FRANGIBLE WELL STRING PORT DEVICE

Abstract

The invention comprises a novel nozzle for use in wellbore tubing strings. The nozzle has an annular cylindrical nozzle body surrounding a frangible material. The frangible material is bonded to the nozzle body forming a seal. When deployed in a well, the nozzle prevents fluidic communication between the inside of the tubing sting and an annulus of the well. A further component of the nozzle may comprise a stress riser that, when actuated, breaks the frangible material, allowing fluidic communication between the inside of the tubing string and the annulus of the well. Subsequent well operations (e.g., fracturing or production) may then be conducted.

Description

TECHNICAL FIELD

The present application relates generally to wellbore perforation/production port devices. More particularly, the present application relates to wellbore perforation and/or production valves including frangible frac valve components for well completion using same.

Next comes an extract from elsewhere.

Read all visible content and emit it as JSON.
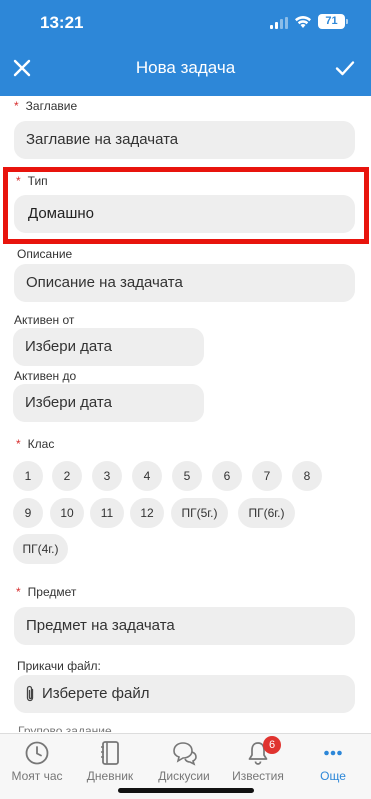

BACKGROUND OF THE INVENTION

Well treatment strings for staged well treatment operations typically carry tools to create a plurality of isolated zones within a well and allow selected fluidic access to each such isolated zone. For example, a treatment string may comprise a series of ported subs, each with one or more ports connecting the inner bore of the string to a subset of the well formation corresponding to an isolated zone, where each sub can be individually activated to allow stimulation fluids (e.g., acid, gelled acid, gelled water, gelled oil, CO.sub.2, nitrogen and/or proppant laden fluids) or other fluids to be introduced through its ports to the well formation for the given isolated zone.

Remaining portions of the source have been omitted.